Delicious beef pasties made with savoury mince and light, golden puff pastry are a dinner the whole family will love.

Ingredients

  • Dough:
  • 2 1/2 cups all-purpose flour

  • 3/4 teaspoon salt

  • 1 cup unsalted butter chilled and diced

  • 5-7 tablespoons ice-cold water

  • Filling:
  • 3/4 pound raw beef steak I used sirloin, trimmed of fat and diced into 1/4-inch cubes

  • 1 cup carrot diced into 1/4-inch cubes (about 2 medium or 1 very large carrot)

  • 1 cup parsnip diced into 1/4-inch cubes (about 2 medium or 1 very large parsnip)

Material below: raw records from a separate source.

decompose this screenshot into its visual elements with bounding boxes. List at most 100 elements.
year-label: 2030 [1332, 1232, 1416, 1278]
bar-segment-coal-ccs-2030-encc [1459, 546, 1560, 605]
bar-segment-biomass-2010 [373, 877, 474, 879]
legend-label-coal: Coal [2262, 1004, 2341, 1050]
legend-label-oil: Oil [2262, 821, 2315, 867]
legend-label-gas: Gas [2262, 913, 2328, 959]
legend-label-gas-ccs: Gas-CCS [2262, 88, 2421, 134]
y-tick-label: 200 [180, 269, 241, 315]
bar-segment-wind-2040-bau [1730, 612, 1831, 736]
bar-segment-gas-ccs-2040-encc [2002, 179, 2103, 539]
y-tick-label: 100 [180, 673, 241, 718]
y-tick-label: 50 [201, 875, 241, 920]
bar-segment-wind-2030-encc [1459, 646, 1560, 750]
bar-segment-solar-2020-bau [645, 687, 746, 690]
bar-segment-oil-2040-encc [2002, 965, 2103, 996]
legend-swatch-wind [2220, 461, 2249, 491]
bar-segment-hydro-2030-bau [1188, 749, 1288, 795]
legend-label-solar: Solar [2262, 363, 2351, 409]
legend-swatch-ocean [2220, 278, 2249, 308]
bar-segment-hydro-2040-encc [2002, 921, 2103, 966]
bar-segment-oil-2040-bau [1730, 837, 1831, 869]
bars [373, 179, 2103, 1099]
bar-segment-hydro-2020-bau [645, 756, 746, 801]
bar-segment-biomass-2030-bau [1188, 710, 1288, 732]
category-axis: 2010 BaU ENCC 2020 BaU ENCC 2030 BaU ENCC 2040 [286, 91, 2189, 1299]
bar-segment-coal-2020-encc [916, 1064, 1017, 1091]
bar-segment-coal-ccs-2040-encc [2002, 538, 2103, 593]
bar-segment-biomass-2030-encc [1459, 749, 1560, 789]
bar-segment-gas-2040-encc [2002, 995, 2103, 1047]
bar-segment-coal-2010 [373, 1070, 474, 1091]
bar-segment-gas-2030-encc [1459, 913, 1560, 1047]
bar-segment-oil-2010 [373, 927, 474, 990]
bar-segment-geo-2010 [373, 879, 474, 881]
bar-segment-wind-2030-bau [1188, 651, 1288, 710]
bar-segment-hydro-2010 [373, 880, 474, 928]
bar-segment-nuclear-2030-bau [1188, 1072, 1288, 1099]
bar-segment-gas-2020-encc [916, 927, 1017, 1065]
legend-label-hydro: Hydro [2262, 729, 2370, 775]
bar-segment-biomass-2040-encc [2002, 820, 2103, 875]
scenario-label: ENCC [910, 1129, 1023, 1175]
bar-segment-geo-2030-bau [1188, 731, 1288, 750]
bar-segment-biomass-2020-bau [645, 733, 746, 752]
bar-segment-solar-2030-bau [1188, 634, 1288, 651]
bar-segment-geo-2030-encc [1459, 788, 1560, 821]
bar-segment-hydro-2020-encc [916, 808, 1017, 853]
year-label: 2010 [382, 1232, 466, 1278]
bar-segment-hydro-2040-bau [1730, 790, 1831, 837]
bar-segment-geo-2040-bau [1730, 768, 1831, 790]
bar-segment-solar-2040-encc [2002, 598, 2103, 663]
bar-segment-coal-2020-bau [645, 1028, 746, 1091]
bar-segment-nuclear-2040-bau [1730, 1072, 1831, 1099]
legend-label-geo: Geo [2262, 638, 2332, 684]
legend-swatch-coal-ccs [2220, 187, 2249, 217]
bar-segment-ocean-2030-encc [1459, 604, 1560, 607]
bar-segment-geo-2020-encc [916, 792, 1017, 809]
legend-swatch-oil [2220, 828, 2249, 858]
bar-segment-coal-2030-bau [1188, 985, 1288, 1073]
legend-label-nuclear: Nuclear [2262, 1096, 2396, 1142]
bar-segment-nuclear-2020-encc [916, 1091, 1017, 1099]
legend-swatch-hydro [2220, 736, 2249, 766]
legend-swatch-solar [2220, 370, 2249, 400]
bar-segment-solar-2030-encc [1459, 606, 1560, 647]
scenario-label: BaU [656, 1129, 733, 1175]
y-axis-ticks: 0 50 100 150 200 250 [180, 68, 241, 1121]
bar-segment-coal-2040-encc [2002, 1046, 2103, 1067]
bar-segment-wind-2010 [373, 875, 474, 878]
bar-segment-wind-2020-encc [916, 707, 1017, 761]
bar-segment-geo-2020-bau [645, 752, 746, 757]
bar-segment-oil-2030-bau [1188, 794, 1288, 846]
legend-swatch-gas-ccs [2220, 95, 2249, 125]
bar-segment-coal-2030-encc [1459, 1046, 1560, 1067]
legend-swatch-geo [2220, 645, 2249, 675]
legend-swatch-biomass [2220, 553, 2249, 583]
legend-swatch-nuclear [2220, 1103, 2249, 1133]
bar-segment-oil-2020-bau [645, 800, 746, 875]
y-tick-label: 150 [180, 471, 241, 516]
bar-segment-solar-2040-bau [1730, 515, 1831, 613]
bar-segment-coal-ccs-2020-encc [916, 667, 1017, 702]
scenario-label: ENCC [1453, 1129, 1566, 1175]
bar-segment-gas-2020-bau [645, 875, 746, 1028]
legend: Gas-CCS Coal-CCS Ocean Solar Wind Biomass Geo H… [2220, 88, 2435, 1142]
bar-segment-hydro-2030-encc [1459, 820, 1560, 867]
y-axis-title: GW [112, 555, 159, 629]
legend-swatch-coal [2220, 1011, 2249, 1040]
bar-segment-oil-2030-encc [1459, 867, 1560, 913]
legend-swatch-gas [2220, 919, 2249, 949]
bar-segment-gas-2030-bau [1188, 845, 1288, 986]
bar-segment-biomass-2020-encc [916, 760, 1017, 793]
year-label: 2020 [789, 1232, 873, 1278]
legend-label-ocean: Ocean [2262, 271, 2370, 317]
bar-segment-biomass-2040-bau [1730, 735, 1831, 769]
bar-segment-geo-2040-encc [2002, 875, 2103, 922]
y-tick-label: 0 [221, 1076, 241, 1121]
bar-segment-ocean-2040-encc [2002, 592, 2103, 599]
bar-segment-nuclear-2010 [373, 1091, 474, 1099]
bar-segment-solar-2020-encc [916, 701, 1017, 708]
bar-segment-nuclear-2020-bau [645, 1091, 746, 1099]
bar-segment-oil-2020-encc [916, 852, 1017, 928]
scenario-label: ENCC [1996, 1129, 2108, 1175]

  • 1 small onion diced small

  • 1 tablespoon minced fresh rosemary

  • 1 tablespoon minced fresh thyme

  • 1 teaspoon salt

  • 1/4 teaspoon ground black pepper

  • Other:
  • 1 egg beaten with 1 tablespoon water (for eggwash)

Directions

  • Dough:
  • Pulse together the flour and salt in a food processor. Add the butter and pulse until it looks like coarse meal (the pieces of butter should be about the size of small peas). (Alternatively, this can be done by hand; whisk the flour and salt together in a large bowl, then cut in the butter with a pastry cutter or a fork until it looks like coarse meal.)
  • Transfer the dough from the food processor to a large bowl. Add 1 tablespoon water at a time, working the dough together with your fingertips just until it comes together, and only adding enough water so the dough comes together when you squeeze it.
  • Divide the dough into 8 equal pieces and place them in a large bowl, cover with plastic wrap, and refrigerate until chilled, about 30 minutes.
  • Filling:
  • While the pastry dough chills, stir together all filling ingredients in a large bowl; set aside.
  • To Assemble the Pasties:
  • Preheat the oven to 400F. Line 2 large baking sheets with parchment paper or silpat liners.
  • Working with 1 ball of dough at a time, roll it out on a floured surface to a circle about 8 inches in diameter. Use a plate as a guide to trim the edges so you have a perfect circle.
  • Spoon about 1/2 cup of filling into the center of the dough; lightly brush the edge of the dough with eggwash. Fold both sides of dough up over the filling and crimp the edges together in the center of to form a tight seal.
  • Continue this way until 8 pasties are assembled, then if there is filling leftover, re-roll the dough scraps and continue making pasties until you run out of filling or dough (I usually get 9 pasties out of this recipe).
  • Arrange the pasties onto the prepared baking sheets and lightly brush each with eggwash.
  • To Bake the Pasties:
  • Bake at 400F for 15 minutes, rotating the trays once halfway through.
  • Reduce the heat to 350F and bake until the crusts are golden brown, about 30 minutes more, rotating the trays once halfway through.
  • Serve warm or at room temperature.